Alternative transcripts arise from the same gene via alternative TSS usage, splicing, and polyA site choice. Such transcripts can give rise to functional disparities in protein structure, post-transcriptional regulation, and translational efficiency. Moreover, their expression in appropriate spatiotemporal contexts is a key feature of eukaryotic genomes. However, detecting and quantifying these transcript isoforms across tissues, cell types, and species has been challenging due to their longer lengths compared to the short reads typical of standard RNA-seq. In contrast, long-read RNA-seq (LR-RNA-seq) provides complete transcript structures, enabling investigation of transcript features and usage with greater fidelity. Here, I describe my work on application of LR-RNA-seq to characterizing and comparing full-length transcriptomes. First, I describe Swan, a software library I developed to facilitate visualization of full-length transcripts and to compare transcript usage between biological conditions. Next, I describe the ENCODE4 human and mouse LR-RNA-seq datasets, where I applied a novel triplet-based framework to harmonize and classify transcripts that share transcript start sites, exon junction chains, and transcript end sites.

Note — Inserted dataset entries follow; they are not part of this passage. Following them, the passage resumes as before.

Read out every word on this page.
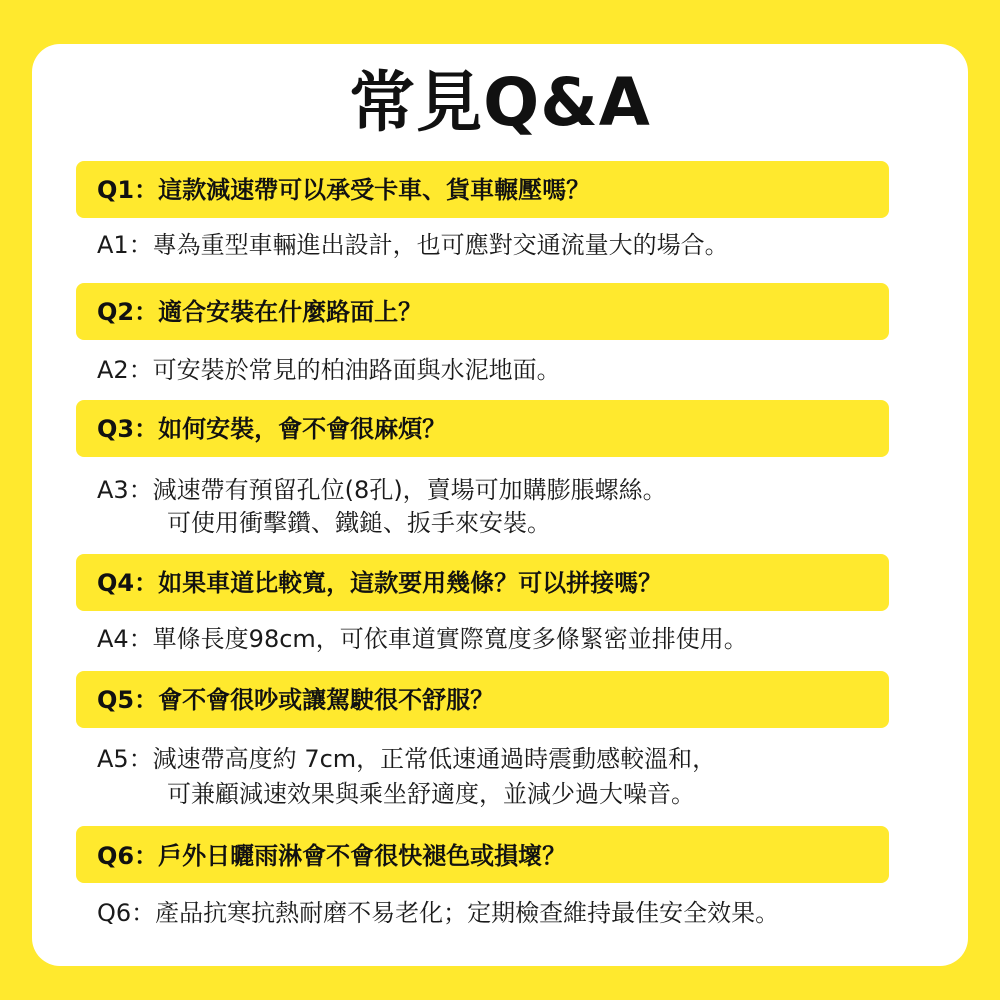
常見Q&A
Q1：這款減速帶可以承受卡車、貨車輾壓嗎？
A1：專為重型車輛進出設計，也可應對交通流量大的場合。
Q2：適合安裝在什麼路面上？
A2：可安裝於常見的柏油路面與水泥地面。
Q3：如何安裝，會不會很麻煩？
A3：減速帶有預留孔位(8孔)，賣場可加購膨脹螺絲。
可使用衝擊鑽、鐵鎚、扳手來安裝。
Q4：如果車道比較寬，這款要用幾條？可以拼接嗎？
A4：單條長度98cm，可依車道實際寬度多條緊密並排使用。
Q5：會不會很吵或讓駕駛很不舒服？
A5：減速帶高度約 7cm，正常低速通過時震動感較溫和，
可兼顧減速效果與乘坐舒適度，並減少過大噪音。
Q6：戶外日曬雨淋會不會很快褪色或損壞？
Q6：產品抗寒抗熱耐磨不易老化；定期檢查維持最佳安全效果。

Lastly, I discuss the application of our single-nucleus LR-RNA-seq technique (LR-Split-seq) on two geneticallydistinct mouse strains to uncover cell type and genotype-specific transcript usage patterns. Collectively, these projects form a solid foundation for future analyses of long read transcriptomes to quantify changes in transcript diversity and transcript usage between samples, cell types, and genotypes within and between species.